Chapter 32☑️

5.2K 402 8
                                    

Don't forget to give a vote⭐️

Setelah berpakaian rapi, aku segera menuju lantai bawah untuk menemui kedua orang tuaku. Pagi ini, aku kembali ke Korea mengingat pekerjaanku dan Jimin yang sudah menumpuk. Meski ini perusahaan ayahku sendiri, aku tetap profesional. Kami juga tidak bisa meninggalkan Jiya terlalu lama, aku pun sudah merindukannya.

Terakhir aku bertemu dengan saat kami pergi ke makam Taeyeon lebih dari seminggu lalu. Aku ingin segera memeluk dan menciumnya. Diriku masih tidak menyangka bahwa ternyata Jiya adalah anak Taeyeon.

Aku dan Jimin sudah sepakat untuk mempertemukan Jiya dengan ayah kandungnya. Walaupun, saat awal kehamilan, kekasih yang sudah menghamili Taeyeon tidak menerima bahkan menyuruh untuk menggugurkan anaknya sendiri. Tega, sangat tega. Taeyeon tidak menuruti kemauan gila kekasihnya itu. Dia bertekad akan membesarkan bayinya, meski tanpa seorang ayah.

Namun, setelah mengetahui Taeyeon meninggal, kekasih Taeyeon tersebut sangat menyesal. Terlebih saat mengetahui anaknya yang dikandung Taeyeon meninggal, ia sangat sedih. Ia menyesali perbuatannya dulu yang tidak ingin bertanggung jawab.

Kulangkahkan kakiku menyusuri tangga, terlihat kedua orang tuaku yang sedang duduk di ruang tengah. Aku segera menghampirinya. Mereka yang menyadari kehadiranku langsung bangun dari kursi dan mendekatiku. "Tak ingin lebih lama disini?" ujar ibuku sambal menatapku dengan raut sedih. Sejujurnya, aku masih ingin lebih lama disini. Tapi, apa boleh buat? Aku juga mengerti ibu yang enggan merelakanku kembali, ia rindu dengan putri semata wayangnya.

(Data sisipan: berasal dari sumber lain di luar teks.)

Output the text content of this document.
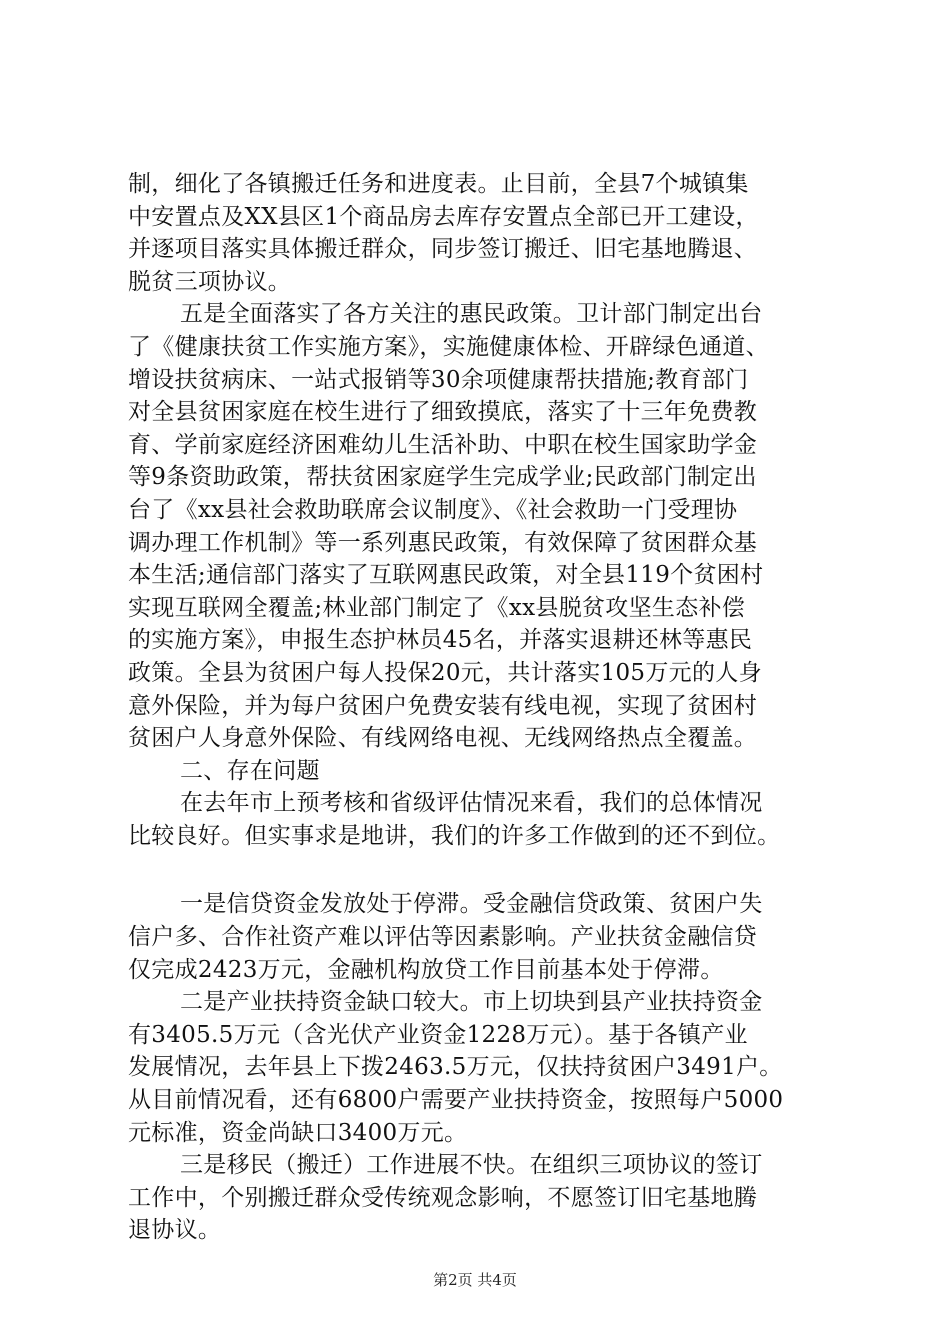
制，细化了各镇搬迁任务和进度表。止目前，全县7个城镇集
中安置点及XX县区1个商品房去库存安置点全部已开工建设，
并逐项目落实具体搬迁群众，同步签订搬迁、旧宅基地腾退、
脱贫三项协议。
五是全面落实了各方关注的惠民政策。卫计部门制定出台
了《健康扶贫工作实施方案》，实施健康体检、开辟绿色通道、
增设扶贫病床、一站式报销等30余项健康帮扶措施;教育部门
对全县贫困家庭在校生进行了细致摸底，落实了十三年免费教
育、学前家庭经济困难幼儿生活补助、中职在校生国家助学金
等9条资助政策，帮扶贫困家庭学生完成学业;民政部门制定出
台了《xx县社会救助联席会议制度》、《社会救助一门受理协
调办理工作机制》等一系列惠民政策，有效保障了贫困群众基
本生活;通信部门落实了互联网惠民政策，对全县119个贫困村
实现互联网全覆盖;林业部门制定了《xx县脱贫攻坚生态补偿
的实施方案》，申报生态护林员45名，并落实退耕还林等惠民
政策。全县为贫困户每人投保20元，共计落实105万元的人身
意外保险，并为每户贫困户免费安装有线电视，实现了贫困村
贫困户人身意外保险、有线网络电视、无线网络热点全覆盖。
二、存在问题
在去年市上预考核和省级评估情况来看，我们的总体情况
比较良好。但实事求是地讲，我们的许多工作做到的还不到位。
一是信贷资金发放处于停滞。受金融信贷政策、贫困户失
信户多、合作社资产难以评估等因素影响。产业扶贫金融信贷
仅完成2423万元，金融机构放贷工作目前基本处于停滞。
二是产业扶持资金缺口较大。市上切块到县产业扶持资金
有3405.5万元（含光伏产业资金1228万元）。基于各镇产业
发展情况，去年县上下拨2463.5万元，仅扶持贫困户3491户。
从目前情况看，还有6800户需要产业扶持资金，按照每户5000
元标准，资金尚缺口3400万元。
三是移民（搬迁）工作进展不快。在组织三项协议的签订
工作中，个别搬迁群众受传统观念影响，不愿签订旧宅基地腾
退协议。
第2页 共4页
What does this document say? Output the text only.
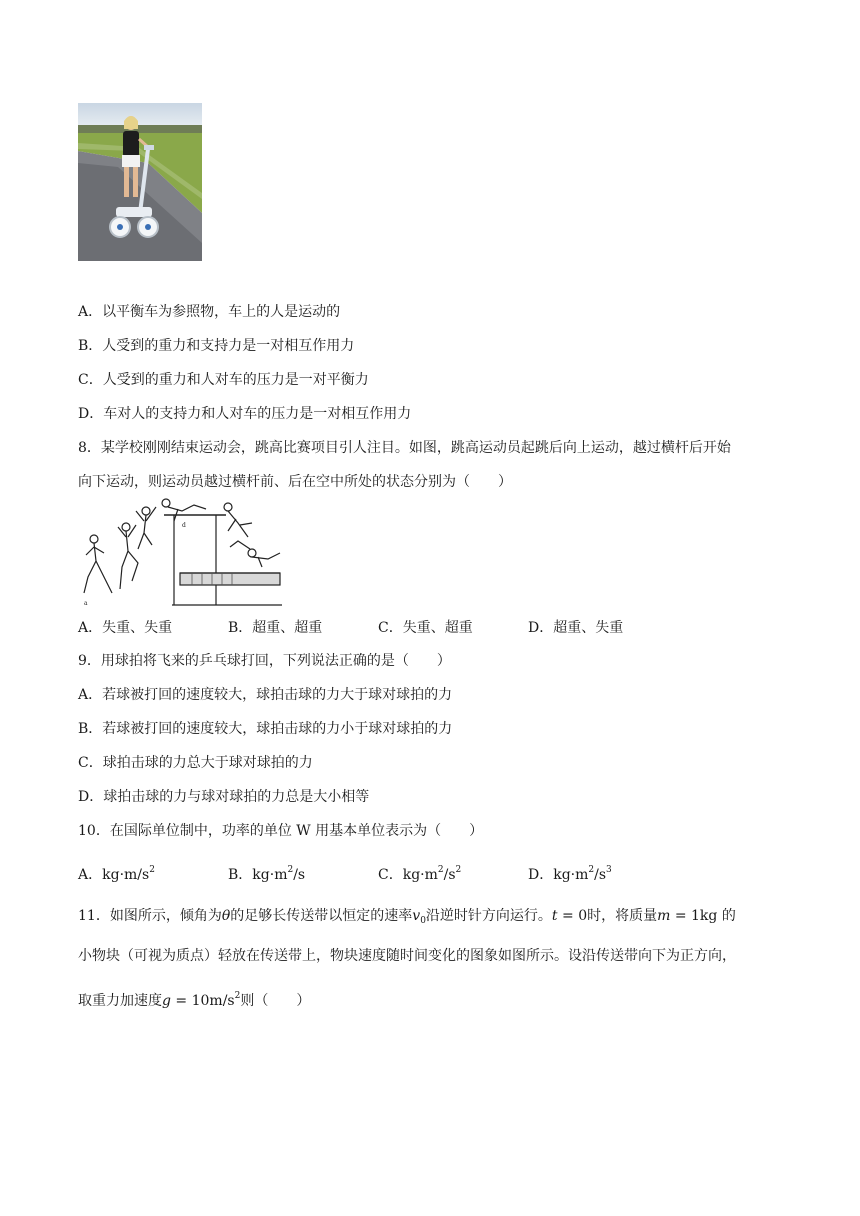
A．以平衡车为参照物，车上的人是运动的
B．人受到的重力和支持力是一对相互作用力
C．人受到的重力和人对车的压力是一对平衡力
D．车对人的支持力和人对车的压力是一对相互作用力
8．某学校刚刚结束运动会，跳高比赛项目引人注目。如图，跳高运动员起跳后向上运动，越过横杆后开始
向下运动，则运动员越过横杆前、后在空中所处的状态分别为（　　）
a
d
A．失重、失重	B．超重、超重	C．失重、超重	D．超重、失重
9．用球拍将飞来的乒乓球打回，下列说法正确的是（　　）
A．若球被打回的速度较大，球拍击球的力大于球对球拍的力
B．若球被打回的速度较大，球拍击球的力小于球对球拍的力
C．球拍击球的力总大于球对球拍的力
D．球拍击球的力与球对球拍的力总是大小相等
10．在国际单位制中，功率的单位 W 用基本单位表示为（　　）
A．$kg\cdot m/s^2$	B．$kg\cdot m^2/s$	C．$kg\cdot m^2/s^2$	D．$kg\cdot m^2/s^3$
11．如图所示，倾角为θ的足够长传送带以恒定的速率$v_0$沿逆时针方向运行。t = 0时，将质量m = 1kg 的
小物块（可视为质点）轻放在传送带上，物块速度随时间变化的图象如图所示。设沿传送带向下为正方向，
取重力加速度$g = 10m/s^2$则（　　）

Aku membalas menatap ibuku, "sebenarnya, iya." Ucapku dengan wajah sedih.

Melihat kedua wanitanya sedih, ayahku segera memeluk tubuhku beserta ibu, "sudah, jangan bersedih. Nanti kami yang akan mengunjungimu di Korea," jelas ayahku yang membuat diriku senang.

"Pak, ada tamu di depan," ucap salah satu pelayan di rumahku.

Aku langsung mengambil tasku dan menatap kedua orang tuaku bergantian, "itu pasti Jimin." Gumamku. Kami berjalan keluar untuk menemui Jimin, dan benar saja ia sedang berdiri dekat mobil dengan gagahnya.

Melihat kehadiran kami, Jimin langsung membungkukkan badannya serta melepas topi dan masker yang ia kenakan.

Dengan berat hati, aku harus kembali meninggalkan kedua orang tuaku dan kakakku yang sudah pergi ke luar kota karena ada urusan pekerjaan. Dia sama sepertiku, yaitu bekerja pada kantor yang ayahku miliki. Aku memeluk ibuku erat dan ia membalasnya, "aku akan merindukanmu, Mom."

Setelah dengan ibuku, aku beralih memeluk ayahku. Ayahku menatapku dan mencium keningku, "jaga diri baik-baik," perintahnya seraya mengelus lembut rambutku. Aku hanya mengangguk mengerti Lalu melihat Jimin yang tampak tersenyum, tapi ku tahu ia bingung dengan ucapan yang aku dengan orang tuaku ucapkan, karena kami menggunakan Bahasa Indonesia.

"Valerie berangkat dulu,"

Ayahku mengangguk dan menatap Jimin, "take care of my girl, okay?"

"Of course, Mr. Johnson." Jawabnya antusias.

Usai berpamitan aku dan Jimin segera menuju bandara. Kami berdua duduk di jok belakang dan ntah supir darimana Jimin ditugaskan untuk membawa kami dengan Marcedes ini. Jimin membawa tubuhku untuk mendekat padanya dan meletakkan kepalaku bersandar pada dadanya, aku pun segera melingkarkan tanganku pada pinggangnya. Ia  mencium puncak kepalaku sambal mengusap rambutku pelan dengan posisi mendekap tubuhku erat.

"Aku mencintaimu," kepalaku langsung mendongak menatapnya dengan tatapan terkejut. Ia baru saja mengatakan perasaannya dalam Bahasa Indonesia. Mulutku menganga dan ia hanya terkekeh. Ah, priaku sangat menggemaskan.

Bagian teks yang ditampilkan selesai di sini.